Nor was he likely to have any effect on the outcome. He hadn’t thought much beyond getting to Bonhert; hadn’t thought about how to convince the Captain’s followers that he was a murderer—that he planned not terraforming but terrorism. And if Bonhert’s people were all in on it … then his next steps were as unreadable as orthong sex. He only knew that first he bloody well had to get to the Rift Valley.

The skinning operation was a mess. Meat clung to the pelt, the pelt lay in chunks. Blood everywhere. He stabbed at his task again.

Spar had come up, watching. He shook his head. “What they teach you up there in that Sky Clave? Anything worth knowin’?”

Still doggedly slashing at the carcass, Reeve snapped. “They taught me about electrical systems, astral spectrography, resin-welding, and computer matrices. I also know advanced mathematics and a bunch of literature, history, and the Revised Code of Station, forward and backward.”

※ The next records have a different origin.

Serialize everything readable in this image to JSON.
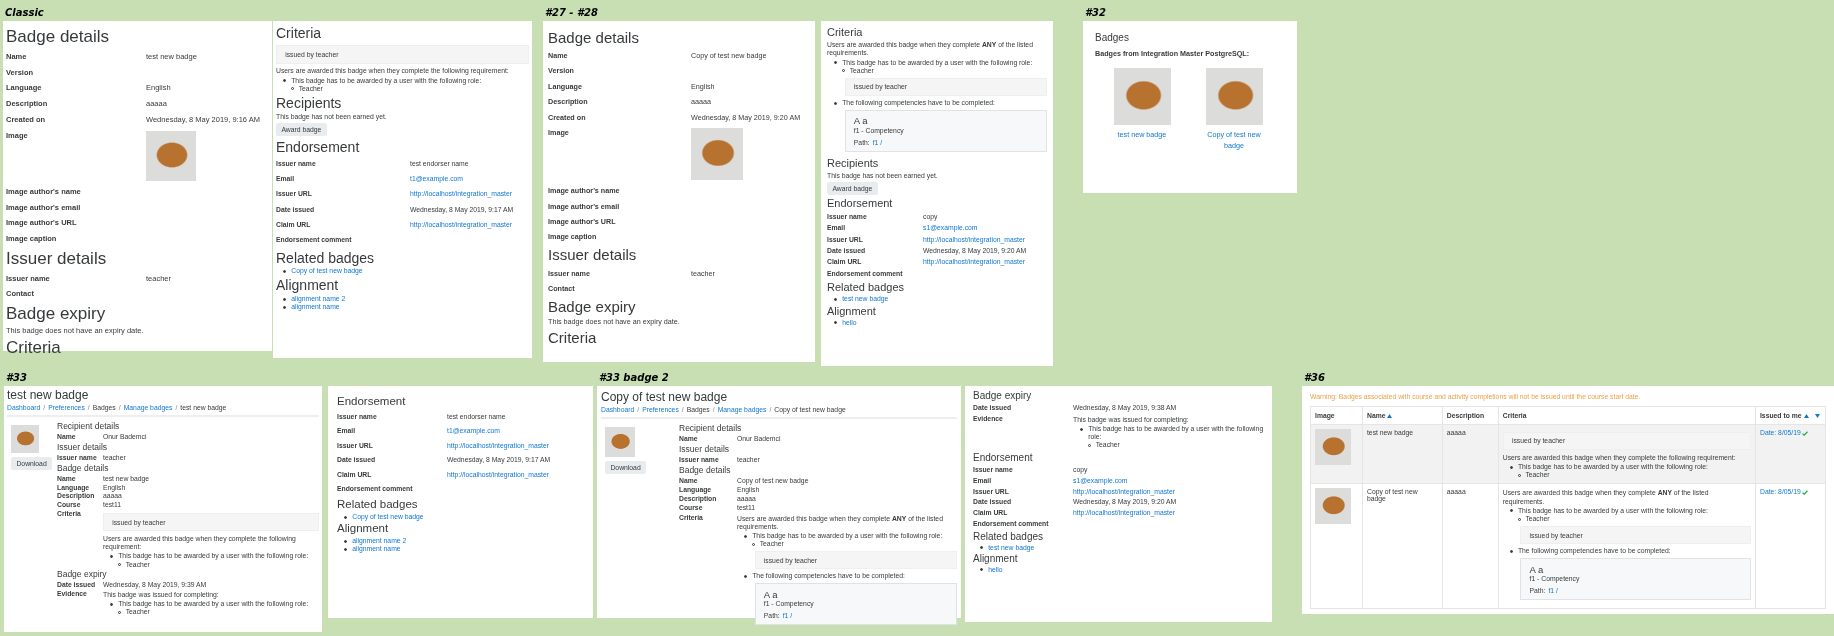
{
  "groups": [
    {
      "caption": "Classic",
      "panels": [
        {
          "blocks": [
            {
              "kind": "heading",
              "text": "Badge details"
            },
            {
              "kind": "field",
              "label": "Name",
              "value": "test new badge"
            },
            {
              "kind": "field",
              "label": "Version"
            },
            {
              "kind": "field",
              "label": "Language",
              "value": "English"
            },
            {
              "kind": "field",
              "label": "Description",
              "value": "aaaaa"
            },
            {
              "kind": "field",
              "label": "Created on",
              "value": "Wednesday, 8 May 2019, 9:16 AM"
            },
            {
              "kind": "field",
              "label": "Image",
              "image": true
            },
            {
              "kind": "field",
              "label": "Image author's name"
            },
            {
              "kind": "field",
              "label": "Image author's email"
            },
            {
              "kind": "field",
              "label": "Image author's URL"
            },
            {
              "kind": "field",
              "label": "Image caption"
            },
            {
              "kind": "heading",
              "text": "Issuer details"
            },
            {
              "kind": "field",
              "label": "Issuer name",
              "value": "teacher"
            },
            {
              "kind": "field",
              "label": "Contact"
            },
            {
              "kind": "heading",
              "text": "Badge expiry"
            },
            {
              "kind": "paragraph",
              "text": "This badge does not have an expiry date."
            },
            {
              "kind": "heading",
              "text": "Criteria"
            }
          ]
        },
        {
          "blocks": [
            {
              "kind": "heading",
              "text": "Criteria"
            },
            {
              "kind": "note_box",
              "text": "issued by teacher"
            },
            {
              "kind": "paragraph",
              "text": "Users are awarded this badge when they complete the following requirement:"
            },
            {
              "kind": "list",
              "items": [
                {
                  "text": "This badge has to be awarded by a user with the following role:",
                  "link": false,
                  "children": [
                    {
                      "text": "Teacher",
                      "link": false
                    }
                  ]
                }
              ]
            },
            {
              "kind": "heading",
              "text": "Recipients"
            },
            {
              "kind": "paragraph",
              "text": "This badge has not been earned yet."
            },
            {
              "kind": "button",
              "label": "Award badge"
            },
            {
              "kind": "heading",
              "text": "Endorsement"
            },
            {
              "kind": "field",
              "label": "Issuer name",
              "value": "test endorser name",
              "link": false
            },
            {
              "kind": "field",
              "label": "Email",
              "value": "t1@example.com",
              "link": true
            },
            {
              "kind": "field",
              "label": "Issuer URL",
              "value": "http://localhost/integration_master",
              "link": true
            },
            {
              "kind": "field",
              "label": "Date issued",
              "value": "Wednesday, 8 May 2019, 9:17 AM",
              "link": false
            },
            {
              "kind": "field",
              "label": "Claim URL",
              "value": "http://localhost/integration_master",
              "link": true
            },
            {
              "kind": "field",
              "label": "Endorsement comment"
            },
            {
              "kind": "heading",
              "text": "Related badges"
            },
            {
              "kind": "list",
              "items": [
                {
                  "text": "Copy of test new badge",
                  "link": true
                }
              ]
            },
            {
              "kind": "heading",
              "text": "Alignment"
            },
            {
              "kind": "list",
              "items": [
                {
                  "text": "alignment name 2",
                  "link": true
                },
                {
                  "text": "alignment name",
                  "link": true
                }
              ]
            }
          ]
        }
      ]
    },
    {
      "caption": "#27 - #28",
      "panels": [
        {
          "blocks": [
            {
              "kind": "heading",
              "text": "Badge details"
            },
            {
              "kind": "field",
              "label": "Name",
              "value": "Copy of test new badge"
            },
            {
              "kind": "field",
              "label": "Version"
            },
            {
              "kind": "field",
              "label": "Language",
              "value": "English"
            },
            {
              "kind": "field",
              "label": "Description",
              "value": "aaaaa"
            },
            {
              "kind": "field",
              "label": "Created on",
              "value": "Wednesday, 8 May 2019, 9:20 AM"
            },
            {
              "kind": "field",
              "label": "Image",
              "image": true
            },
            {
              "kind": "field",
              "label": "Image author's name"
            },
            {
              "kind": "field",
              "label": "Image author's email"
            },
            {
              "kind": "field",
              "label": "Image author's URL"
            },
            {
              "kind": "field",
              "label": "Image caption"
            },
            {
              "kind": "heading",
              "text": "Issuer details"
            },
            {
              "kind": "field",
              "label": "Issuer name",
              "value": "teacher"
            },
            {
              "kind": "field",
              "label": "Contact"
            },
            {
              "kind": "heading",
              "text": "Badge expiry"
            },
            {
              "kind": "paragraph",
              "text": "This badge does not have an expiry date."
            },
            {
              "kind": "heading",
              "text": "Criteria"
            }
          ]
        },
        {
          "blocks": [
            {
              "kind": "heading",
              "text": "Criteria"
            },
            {
              "kind": "paragraph",
              "text": "Users are awarded this badge when they complete **ANY** of the listed requirements."
            },
            {
              "kind": "list",
              "items": [
                {
                  "text": "This badge has to be awarded by a user with the following role:",
                  "link": false,
                  "children": [
                    {
                      "text": "Teacher",
                      "link": false
                    }
                  ],
                  "blocks": [
                    {
                      "kind": "note_box",
                      "text": "issued by teacher"
                    }
                  ]
                },
                {
                  "text": "The following competencies have to be completed:",
                  "link": false,
                  "blocks": [
                    {
                      "kind": "competency",
                      "name": "A a",
                      "code": "f1 - Competency",
                      "path_label": "Path:",
                      "path_value": "f1 /"
                    }
                  ]
                }
              ]
            },
            {
              "kind": "heading",
              "text": "Recipients"
            },
            {
              "kind": "paragraph",
              "text": "This badge has not been earned yet."
            },
            {
              "kind": "button",
              "label": "Award badge"
            },
            {
              "kind": "heading",
              "text": "Endorsement"
            },
            {
              "kind": "field",
              "label": "Issuer name",
              "value": "copy",
              "link": false
            },
            {
              "kind": "field",
              "label": "Email",
              "value": "s1@example.com",
              "link": true
            },
            {
              "kind": "field",
              "label": "Issuer URL",
              "value": "http://localhost/integration_master",
              "link": true
            },
            {
              "kind": "field",
              "label": "Date issued",
              "value": "Wednesday, 8 May 2019, 9:20 AM",
              "link": false
            },
            {
              "kind": "field",
              "label": "Claim URL",
              "value": "http://localhost/integration_master",
              "link": true
            },
            {
              "kind": "field",
              "label": "Endorsement comment"
            },
            {
              "kind": "heading",
              "text": "Related badges"
            },
            {
              "kind": "list",
              "items": [
                {
                  "text": "test new badge",
                  "link": true
                }
              ]
            },
            {
              "kind": "heading",
              "text": "Alignment"
            },
            {
              "kind": "list",
              "items": [
                {
                  "text": "hello",
                  "link": true
                }
              ]
            }
          ]
        }
      ]
    },
    {
      "caption": "#32",
      "panels": [
        {
          "blocks": [
            {
              "kind": "heading",
              "text": "Badges"
            },
            {
              "kind": "subtitle",
              "text": "Badges from Integration Master PostgreSQL:"
            },
            {
              "kind": "badge_grid",
              "items": [
                {
                  "name": "test new badge"
                },
                {
                  "name": "Copy of test new badge"
                }
              ]
            }
          ]
        }
      ]
    },
    {
      "caption": "#33",
      "panels": [
        {
          "blocks": [
            {
              "kind": "title",
              "text": "test new badge"
            },
            {
              "kind": "breadcrumb",
              "separator": "/",
              "items": [
                {
                  "text": "Dashboard",
                  "link": true
                },
                {
                  "text": "Preferences",
                  "link": true
                },
                {
                  "text": "Badges",
                  "link": false
                },
                {
                  "text": "Manage badges",
                  "link": true
                },
                {
                  "text": "test new badge",
                  "link": false
                }
              ]
            },
            {
              "kind": "profile",
              "button": "Download",
              "content": [
                {
                  "kind": "heading",
                  "text": "Recipient details"
                },
                {
                  "kind": "field",
                  "label": "Name",
                  "value": "Onur Bademci"
                },
                {
                  "kind": "heading",
                  "text": "Issuer details"
                },
                {
                  "kind": "field",
                  "label": "Issuer name",
                  "value": "teacher"
                },
                {
                  "kind": "heading",
                  "text": "Badge details"
                },
                {
                  "kind": "field",
                  "label": "Name",
                  "value": "test new badge"
                },
                {
                  "kind": "field",
                  "label": "Language",
                  "value": "English"
                },
                {
                  "kind": "field",
                  "label": "Description",
                  "value": "aaaaa"
                },
                {
                  "kind": "field",
                  "label": "Course",
                  "value": "test11"
                },
                {
                  "kind": "field",
                  "label": "Criteria",
                  "content": [
                    {
                      "kind": "note_box",
                      "text": "issued by teacher"
                    },
                    {
                      "kind": "paragraph",
                      "text": "Users are awarded this badge when they complete the following requirement:"
                    },
                    {
                      "kind": "list",
                      "items": [
                        {
                          "text": "This badge has to be awarded by a user with the following role:",
                          "link": false,
                          "children": [
                            {
                              "text": "Teacher",
                              "link": false
                            }
                          ]
                        }
                      ]
                    }
                  ]
                },
                {
                  "kind": "heading",
                  "text": "Badge expiry"
                },
                {
                  "kind": "field",
                  "label": "Date issued",
                  "value": "Wednesday, 8 May 2019, 9:39 AM"
                },
                {
                  "kind": "field",
                  "label": "Evidence",
                  "content": [
                    {
                      "kind": "paragraph",
                      "text": "This badge was issued for completing:"
                    },
                    {
                      "kind": "list",
                      "items": [
                        {
                          "text": "This badge has to be awarded by a user with the following role:",
                          "link": false,
                          "children": [
                            {
                              "text": "Teacher",
                              "link": false
                            }
                          ]
                        }
                      ]
                    }
                  ]
                }
              ]
            }
          ]
        },
        {
          "blocks": [
            {
              "kind": "heading",
              "text": "Endorsement"
            },
            {
              "kind": "field",
              "label": "Issuer name",
              "value": "test endorser name",
              "link": false
            },
            {
              "kind": "field",
              "label": "Email",
              "value": "t1@example.com",
              "link": true
            },
            {
              "kind": "field",
              "label": "Issuer URL",
              "value": "http://localhost/integration_master",
              "link": true
            },
            {
              "kind": "field",
              "label": "Date issued",
              "value": "Wednesday, 8 May 2019, 9:17 AM",
              "link": false
            },
            {
              "kind": "field",
              "label": "Claim URL",
              "value": "http://localhost/integration_master",
              "link": true
            },
            {
              "kind": "field",
              "label": "Endorsement comment"
            },
            {
              "kind": "heading",
              "text": "Related badges"
            },
            {
              "kind": "list",
              "items": [
                {
                  "text": "Copy of test new badge",
                  "link": true
                }
              ]
            },
            {
              "kind": "heading",
              "text": "Alignment"
            },
            {
              "kind": "list",
              "items": [
                {
                  "text": "alignment name 2",
                  "link": true
                },
                {
                  "text": "alignment name",
                  "link": true
                }
              ]
            }
          ]
        }
      ]
    },
    {
      "caption": "#33 badge 2",
      "panels": [
        {
          "blocks": [
            {
              "kind": "title",
              "text": "Copy of test new badge"
            },
            {
              "kind": "breadcrumb",
              "separator": "/",
              "items": [
                {
                  "text": "Dashboard",
                  "link": true
                },
                {
                  "text": "Preferences",
                  "link": true
                },
                {
                  "text": "Badges",
                  "link": false
                },
                {
                  "text": "Manage badges",
                  "link": true
                },
                {
                  "text": "Copy of test new badge",
                  "link": false
                }
              ]
            },
            {
              "kind": "profile",
              "button": "Download",
              "content": [
                {
                  "kind": "heading",
                  "text": "Recipient details"
                },
                {
                  "kind": "field",
                  "label": "Name",
                  "value": "Onur Bademci"
                },
                {
                  "kind": "heading",
                  "text": "Issuer details"
                },
                {
                  "kind": "field",
                  "label": "Issuer name",
                  "value": "teacher"
                },
                {
                  "kind": "heading",
                  "text": "Badge details"
                },
                {
                  "kind": "field",
                  "label": "Name",
                  "value": "Copy of test new badge"
                },
                {
                  "kind": "field",
                  "label": "Language",
                  "value": "English"
                },
                {
                  "kind": "field",
                  "label": "Description",
                  "value": "aaaaa"
                },
                {
                  "kind": "field",
                  "label": "Course",
                  "value": "test11"
                },
                {
                  "kind": "field",
                  "label": "Criteria",
                  "content": [
                    {
                      "kind": "paragraph",
                      "text": "Users are awarded this badge when they complete **ANY** of the listed requirements."
                    },
                    {
                      "kind": "list",
                      "items": [
                        {
                          "text": "This badge has to be awarded by a user with the following role:",
                          "link": false,
                          "children": [
                            {
                              "text": "Teacher",
                              "link": false
                            }
                          ],
                          "blocks": [
                            {
                              "kind": "note_box",
                              "text": "issued by teacher"
                            }
                          ]
                        },
                        {
                          "text": "The following competencies have to be completed:",
                          "link": false,
                          "blocks": [
                            {
                              "kind": "competency",
                              "name": "A a",
                              "code": "f1 - Competency",
                              "path_label": "Path:",
                              "path_value": "f1 /"
                            }
                          ]
                        }
                      ]
                    }
                  ]
                }
              ]
            }
          ]
        },
        {
          "blocks": [
            {
              "kind": "heading",
              "text": "Badge expiry"
            },
            {
              "kind": "field",
              "label": "Date issued",
              "value": "Wednesday, 8 May 2019, 9:38 AM"
            },
            {
              "kind": "field",
              "label": "Evidence",
              "content": [
                {
                  "kind": "paragraph",
                  "text": "This badge was issued for completing:"
                },
                {
                  "kind": "list",
                  "items": [
                    {
                      "text": "This badge has to be awarded by a user with the following role:",
                      "link": false,
                      "children": [
                        {
                          "text": "Teacher",
                          "link": false
                        }
                      ]
                    }
                  ]
                }
              ]
            },
            {
              "kind": "heading",
              "text": "Endorsement"
            },
            {
              "kind": "field",
              "label": "Issuer name",
              "value": "copy",
              "link": false
            },
            {
              "kind": "field",
              "label": "Email",
              "value": "s1@example.com",
              "link": true
            },
            {
              "kind": "field",
              "label": "Issuer URL",
              "value": "http://localhost/integration_master",
              "link": true
            },
            {
              "kind": "field",
              "label": "Date issued",
              "value": "Wednesday, 8 May 2019, 9:20 AM",
              "link": false
            },
            {
              "kind": "field",
              "label": "Claim URL",
              "value": "http://localhost/integration_master",
              "link": true
            },
            {
              "kind": "field",
              "label": "Endorsement comment"
            },
            {
              "kind": "heading",
              "text": "Related badges"
            },
            {
              "kind": "list",
              "items": [
                {
                  "text": "test new badge",
                  "link": true
                }
              ]
            },
            {
              "kind": "heading",
              "text": "Alignment"
            },
            {
              "kind": "list",
              "items": [
                {
                  "text": "hello",
                  "link": true
                }
              ]
            }
          ]
        }
      ]
    },
    {
      "caption": "#36",
      "panels": [
        {
          "blocks": [
            {
              "kind": "warning",
              "text": "Warning: Badges associated with course and activity completions will not be issued until the course start date."
            },
            {
              "kind": "table",
              "columns": [
                {
                  "label": "Image",
                  "sort": false,
                  "collapse": false
                },
                {
                  "label": "Name",
                  "sort": true,
                  "collapse": false
                },
                {
                  "label": "Description",
                  "sort": false,
                  "collapse": false
                },
                {
                  "label": "Criteria",
                  "sort": false,
                  "collapse": false
                },
                {
                  "label": "Issued to me",
                  "sort": true,
                  "collapse": true
                }
              ],
              "rows": [
                {
                  "name": "test new badge",
                  "description": "aaaaa",
                  "issued": "Date: 8/05/19",
                  "criteria": [
                    {
                      "kind": "note_box",
                      "text": "issued by teacher"
                    },
                    {
                      "kind": "paragraph",
                      "text": "Users are awarded this badge when they complete the following requirement:"
                    },
                    {
                      "kind": "list",
                      "items": [
                        {
                          "text": "This badge has to be awarded by a user with the following role:",
                          "link": false,
                          "children": [
                            {
                              "text": "Teacher",
                              "link": false
                            }
                          ]
                        }
                      ]
                    }
                  ]
                },
                {
                  "name": "Copy of test new badge",
                  "description": "aaaaa",
                  "issued": "Date: 8/05/19",
                  "criteria": [
                    {
                      "kind": "paragraph",
                      "text": "Users are awarded this badge when they complete **ANY** of the listed requirements."
                    },
                    {
                      "kind": "list",
                      "items": [
                        {
                          "text": "This badge has to be awarded by a user with the following role:",
                          "link": false,
                          "children": [
                            {
                              "text": "Teacher",
                              "link": false
                            }
                          ],
                          "blocks": [
                            {
                              "kind": "note_box",
                              "text": "issued by teacher"
                            }
                          ]
                        },
                        {
                          "text": "The following competencies have to be completed:",
                          "link": false,
                          "blocks": [
                            {
                              "kind": "competency",
                              "name": "A a",
                              "code": "f1 - Competency",
                              "path_label": "Path:",
                              "path_value": "f1 /"
                            }
                          ]
                        }
                      ]
                    }
                  ]
                }
              ]
            }
          ]
        }
      ]
    }
  ]
}
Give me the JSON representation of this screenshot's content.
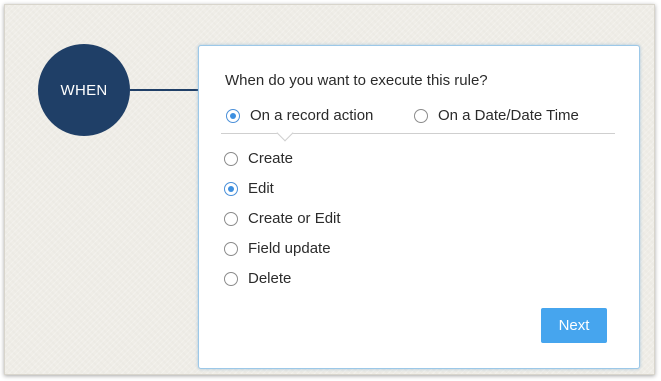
{
  "workflow": {
    "step_label": "WHEN",
    "accent_color": "#1f3f67"
  },
  "rule": {
    "question": "When do you want to execute this rule?",
    "trigger_types": [
      {
        "label": "On a record action",
        "checked": true
      },
      {
        "label": "On a Date/Date Time",
        "checked": false
      }
    ],
    "actions": [
      {
        "label": "Create",
        "checked": false
      },
      {
        "label": "Edit",
        "checked": true
      },
      {
        "label": "Create or Edit",
        "checked": false
      },
      {
        "label": "Field update",
        "checked": false
      },
      {
        "label": "Delete",
        "checked": false
      }
    ],
    "next_label": "Next",
    "button_color": "#46a5ee"
  }
}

Spar nodded. “Like I say, anything worth knowin’?”

Reeve let the comment pass by, studying his bloody hands for a few moments. “Why does she bug me like this? Why doesn’t she like me?”

Spar picked up the other rabbit and made a quick slice around its neck and around all four legs at the feet. “You got a funny view of
like
, Reeve-boy.” He cut down the center of the animal’s belly and tugged the skin away from the underside, then made a cut up the legs, pulling the pelt away in quick rips. “She gives you gifts, and you don’t much seem grateful.”

“A chore like this is a gift?”

Spar paused in his work, narrowing his eyes at Reeve. “Food is always a gift. Used to be in Terran days, if stories are true. Now, when food ain’t much around, it’s a
precious
gift.” In a final, deft slice, Spar had the skin off the rabbit, all in one piece. The tips of his fingers were bloody, but not a spot else clung to him. He glanced at Reeve, keeping his gaze. “This rabbit here, it don’t mean a meal for her. She won’t touch it.” He cleaned his knife in the sand and rose. “I reckon she figured you’d be happy to have rabbit stew. Maybe she’s not as smart as I took her for.”

Reeve watched Spar walk away with the cleaned carcass, then glanced down at the garbled mass of blood, bone, and butchered meat. Looking more closely, he saw that a thin membrane of fat separated the hide from the muscle. Copying Spar’s sawing motion, he pulled the skin, separating it cleanly. He finished the job in short order, thinking hard on whether he really had spent his whole life learning nothing that mattered.

Spar had built a small fire and was boiling roots in a rusty, salvaged pot. He accepted the carcass from Reeve and quickly disposed of the entrails.

“One other thing I can do,” Reeve said, as the other three looked up at him from their seats around the fire. Spar affected not to hear, but Reeve continued: “I know how to be invisible.”